For 16 years, though, I did just that. I stayed away other than family visits, funerals, and the occasional West Virginia game (though, I haven’t been to Mountaineer Field since the UConn game in 2007). Even though my address was different, I have long recognized that I never really left. I have always kept at least one foot in the Mountain State. I can name off state issues in West Virginia quicker than I can those facing Kentucky. I can get more frustrated with the lack of progress in Beckley, W.Va., than I do Paducah.

It has always been home. In a few weeks, I will be returning home. I’m going back to the Mountain State with a sense of excitement. I’m going home, also, with a deeper appreciation for the home state that came as a result of leaving for a period of time. This is the place I want to be with my family.

That doesn’t stop me, though, from having doubts about whether I can serve God well in West Virginia. No pastor is without their fair share of doubts or concerns about whether they are effective in the task God has called them to undertake. These doubts have escalated as I prepare to say goodbye to one congregation and begin to start with another.

A lot of my doubts and fear center around this phrase of Scripture: “no prophet is accepted in their own hometown.” (Luke 4:24) While Huntington is not my hometown, anyone from West Virginia will tell you the entire state is home.

A recent clip from Steve Harvey’s talk show is a perfect example of this. The clip is from a segment on his talk show where he interacts with two people on the street. They are from Beckley, W.Va. Immediately upon hearing this, Harvey reacts like anyone else from West Virginia when they see the Flying WV or green and white of Marshall University outside of the state. He begins to smile and beam with an excitement before shouting, “Beckley, West Virginia, baby! Let’s keep it alive! I like that!” Harvey is a native of West Virginia having been born near Welch, which is approximately 75 minutes from Beckley.

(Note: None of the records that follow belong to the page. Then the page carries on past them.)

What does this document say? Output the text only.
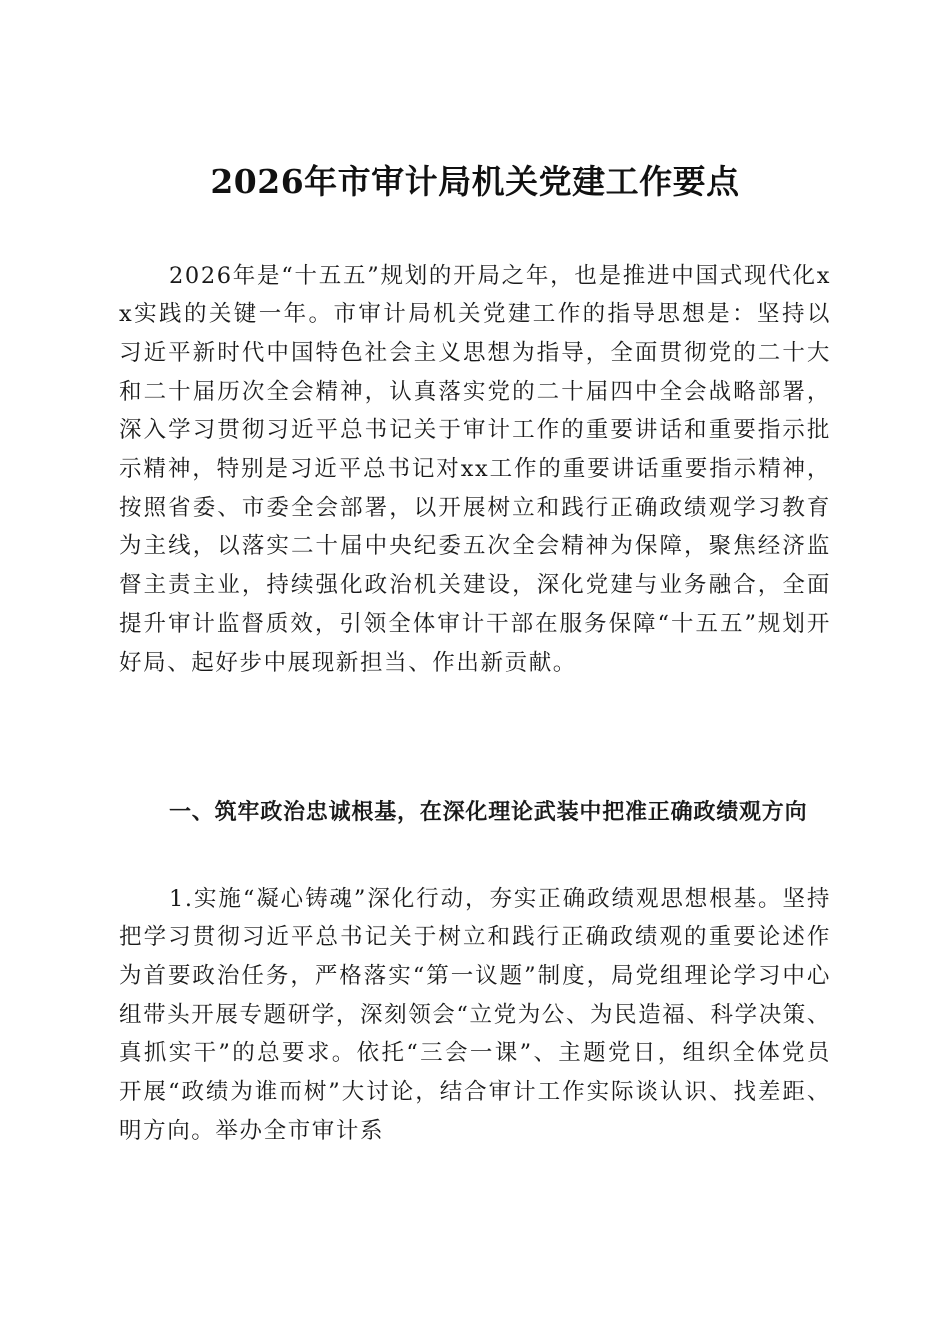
2026年市审计局机关党建工作要点

2026年是“十五五”规划的开局之年，也是推进中国式现代化xx实践的关键一年。市审计局机关党建工作的指导思想是：坚持以习近平新时代中国特色社会主义思想为指导，全面贯彻党的二十大和二十届历次全会精神，认真落实党的二十届四中全会战略部署，深入学习贯彻习近平总书记关于审计工作的重要讲话和重要指示批示精神，特别是习近平总书记对xx工作的重要讲话重要指示精神，按照省委、市委全会部署，以开展树立和践行正确政绩观学习教育为主线，以落实二十届中央纪委五次全会精神为保障，聚焦经济监督主责主业，持续强化政治机关建设，深化党建与业务融合，全面提升审计监督质效，引领全体审计干部在服务保障“十五五”规划开好局、起好步中展现新担当、作出新贡献。

一、筑牢政治忠诚根基，在深化理论武装中把准正确政绩观方向

1.实施“凝心铸魂”深化行动，夯实正确政绩观思想根基。坚持把学习贯彻习近平总书记关于树立和践行正确政绩观的重要论述作为首要政治任务，严格落实“第一议题”制度，局党组理论学习中心组带头开展专题研学，深刻领会“立党为公、为民造福、科学决策、真抓实干”的总要求。依托“三会一课”、主题党日，组织全体党员开展“政绩为谁而树”大讨论，结合审计工作实际谈认识、找差距、明方向。举办全市审计系
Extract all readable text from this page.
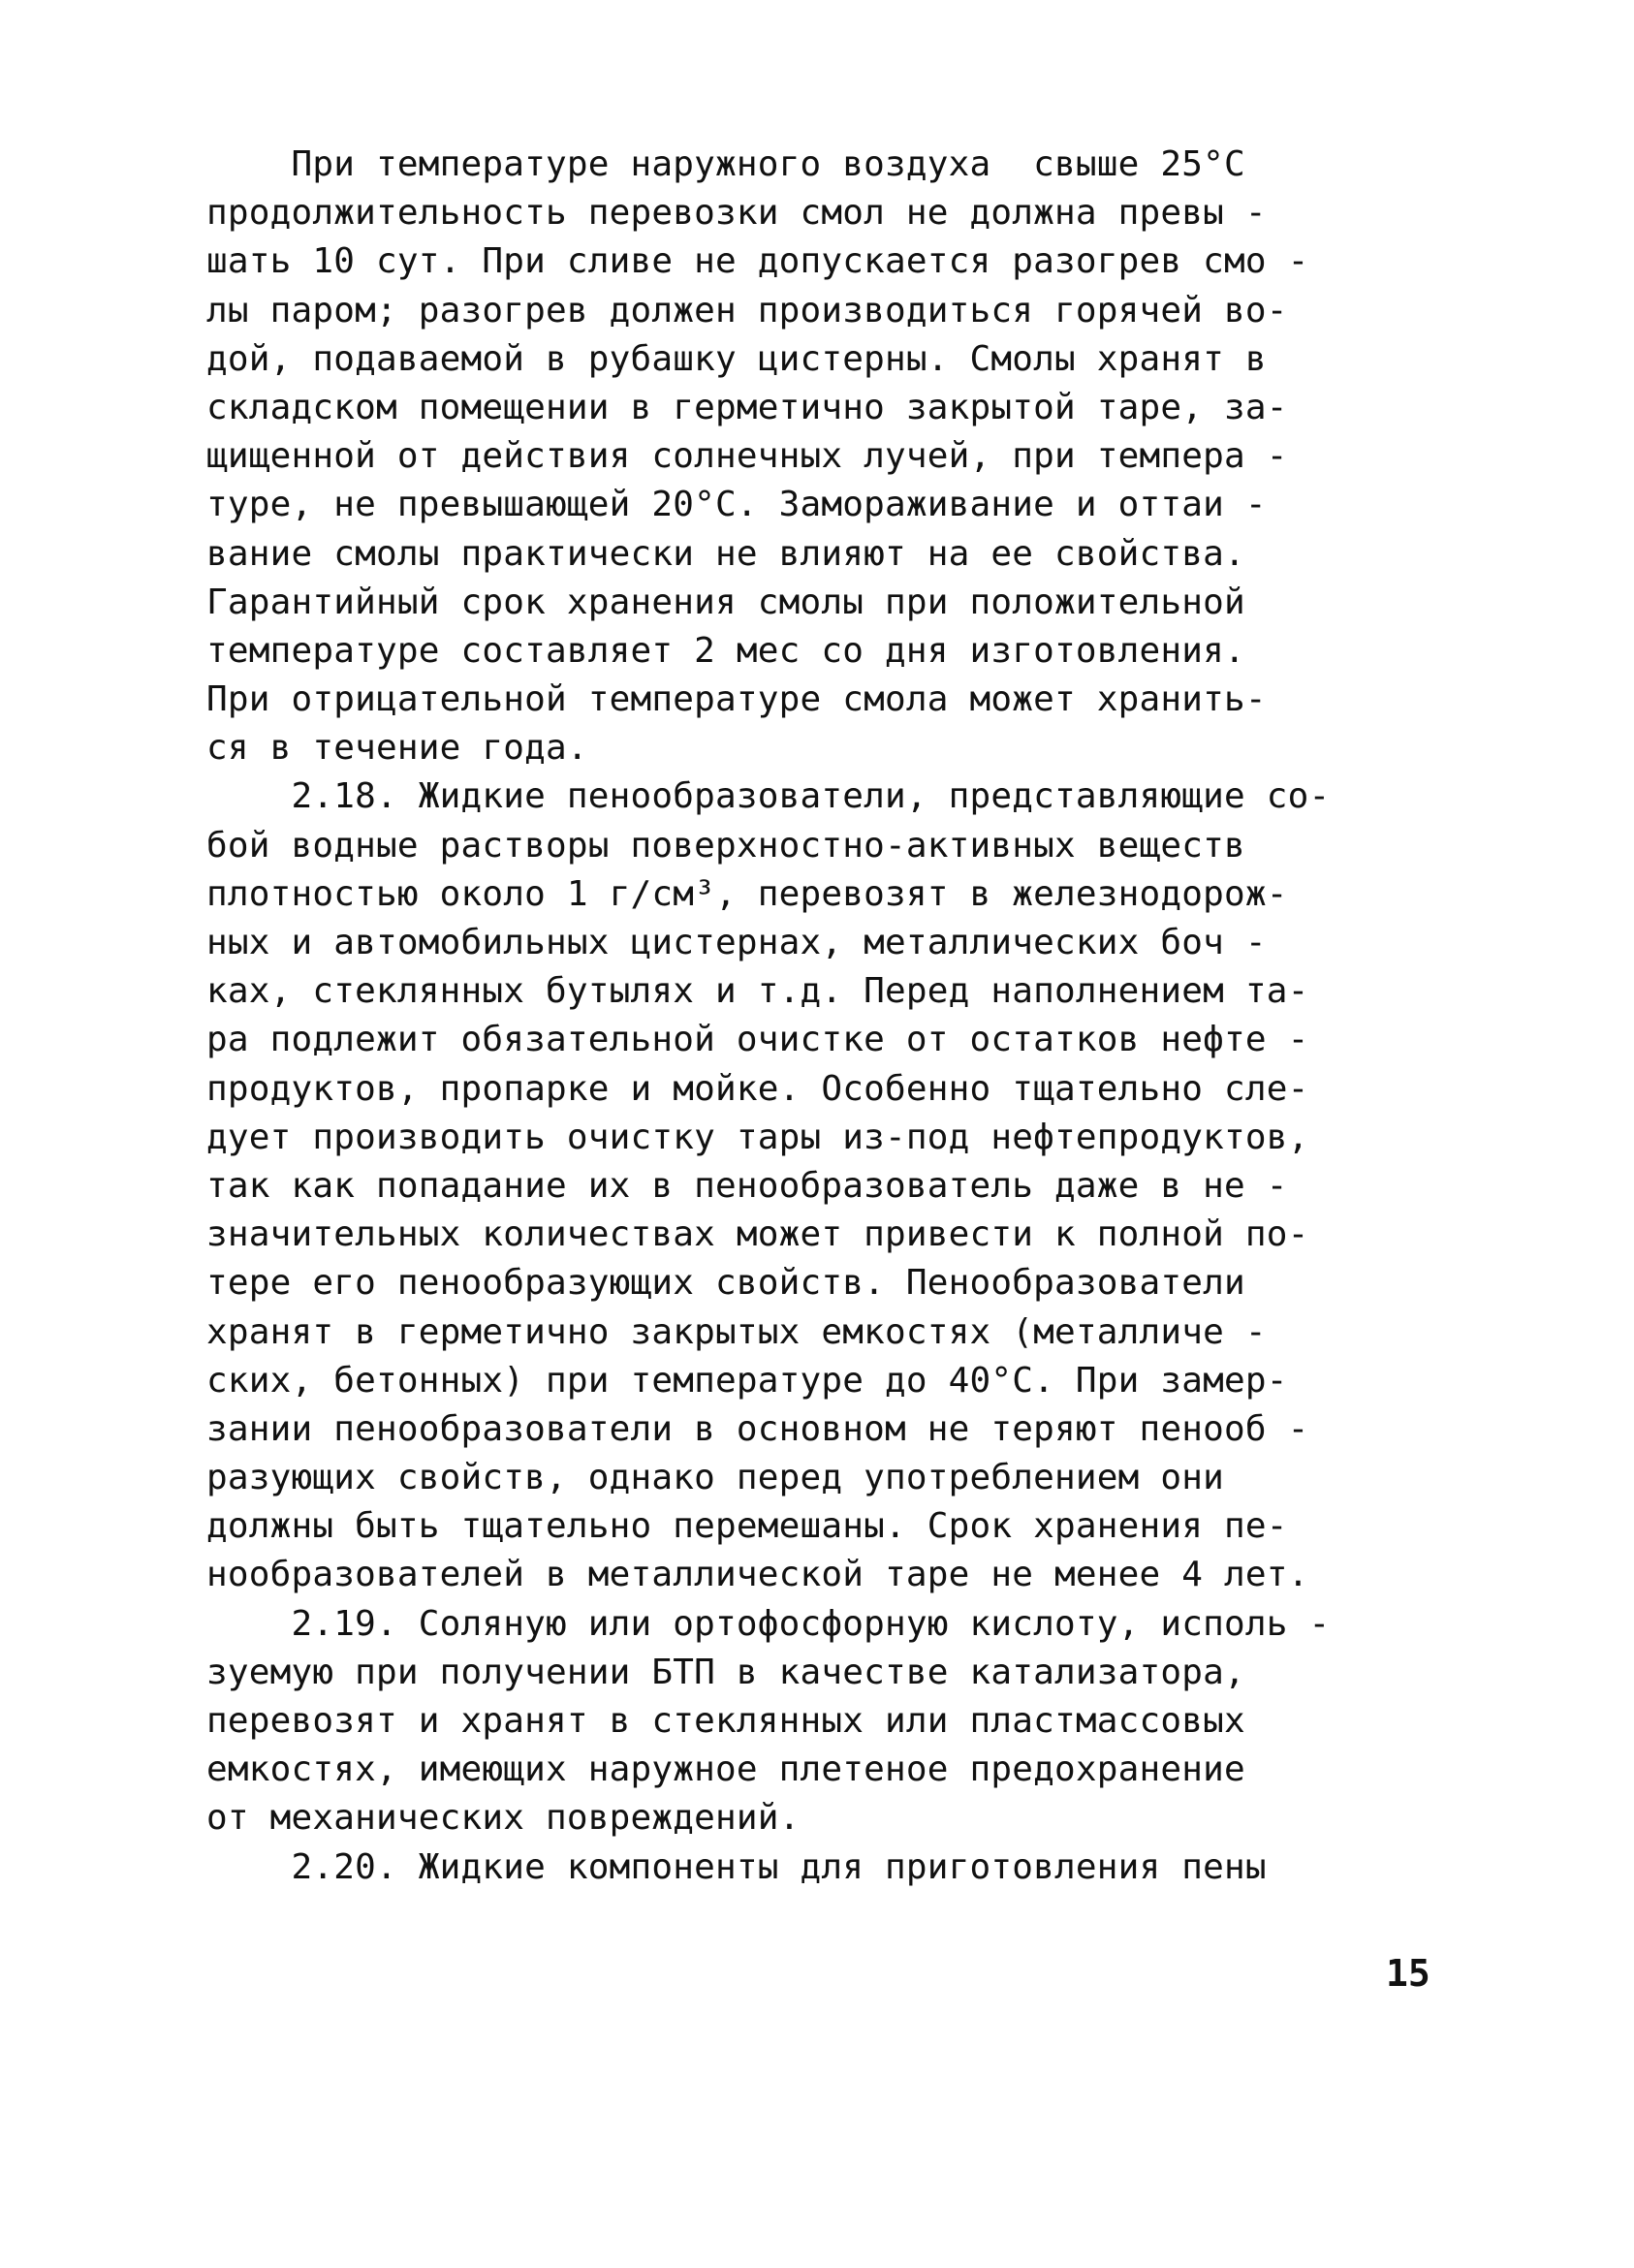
При температуре наружного воздуха  свыше 25°С
продолжительность перевозки смол не должна превы -
шать 10 сут. При сливе не допускается разогрев смо -
лы паром; разогрев должен производиться горячей во-
дой, подаваемой в рубашку цистерны. Смолы хранят в
складском помещении в герметично закрытой таре, за-
щищенной от действия солнечных лучей, при темпера -
туре, не превышающей 20°С. Замораживание и оттаи -
вание смолы практически не влияют на ее свойства.
Гарантийный срок хранения смолы при положительной
температуре составляет 2 мес со дня изготовления.
При отрицательной температуре смола может хранить-
ся в течение года.
2.18. Жидкие пенообразователи, представляющие со-
бой водные растворы поверхностно-активных веществ
плотностью около 1 г/см³, перевозят в железнодорож-
ных и автомобильных цистернах, металлических боч -
ках, стеклянных бутылях и т.д. Перед наполнением та-
ра подлежит обязательной очистке от остатков нефте -
продуктов, пропарке и мойке. Особенно тщательно сле-
дует производить очистку тары из-под нефтепродуктов,
так как попадание их в пенообразователь даже в не -
значительных количествах может привести к полной по-
тере его пенообразующих свойств. Пенообразователи
хранят в герметично закрытых емкостях (металличе -
ских, бетонных) при температуре до 40°С. При замер-
зании пенообразователи в основном не теряют пенооб -
разующих свойств, однако перед употреблением они
должны быть тщательно перемешаны. Срок хранения пе-
нообразователей в металлической таре не менее 4 лет.
2.19. Соляную или ортофосфорную кислоту, исполь -
зуемую при получении БТП в качестве катализатора,
перевозят и хранят в стеклянных или пластмассовых
емкостях, имеющих наружное плетеное предохранение
от механических повреждений.
2.20. Жидкие компоненты для приготовления пены
15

It doesn’t matter. The entire state is your hometown. For the record, I have been known to share the same sense of excitement when I see someone wearing the Flying WV outside of West Virginia. This includes running into people from West Virginia while on a recent trip to the Holy Land.

All that being said, it is hard to be a prophet in your own hometown. Jesus experienced this in Nazareth. There he shared about his messianic purpose to welcome God’s reign to all people. It was not well-received by the community that quickly turned to thinking of Jesus in terms of his connection to the town and not the words he said. Not too long afterwards, the same people who knew Jesus throughout his early life were attempting to get rid of him.

While no pastor is Jesus, there are still the same concerns of being able to speak effectively and prophetically into places where we are deeply familiar. Can a prophet in their hometown truly speak on the injustices that exist? Can a prophet in their hometown express God’s pain at the struggles the people live into? Can a prophet truly point the people of their hometown towards a better way in God’s holy love?

These are things I am wrestling with as the boxes begin to accumulate all around me. They are not, however, questions that will prevent me from leading as God calls me to lead or speak when I believe it is necessary. As we learn with the story of Thomas (John 20:19-29), opportunities to grow in God’s love and our calling to share the love of God with all people come as we push forward through our doubts and questions.

We recognize them. We express them. We embrace them. But, too, we allow them to be spaces where God’s grace works in and us and through us to point us to a deeper sense of God’s love.

A work that is well needed, now, as I prepare to do something I never thought I would do again … go home.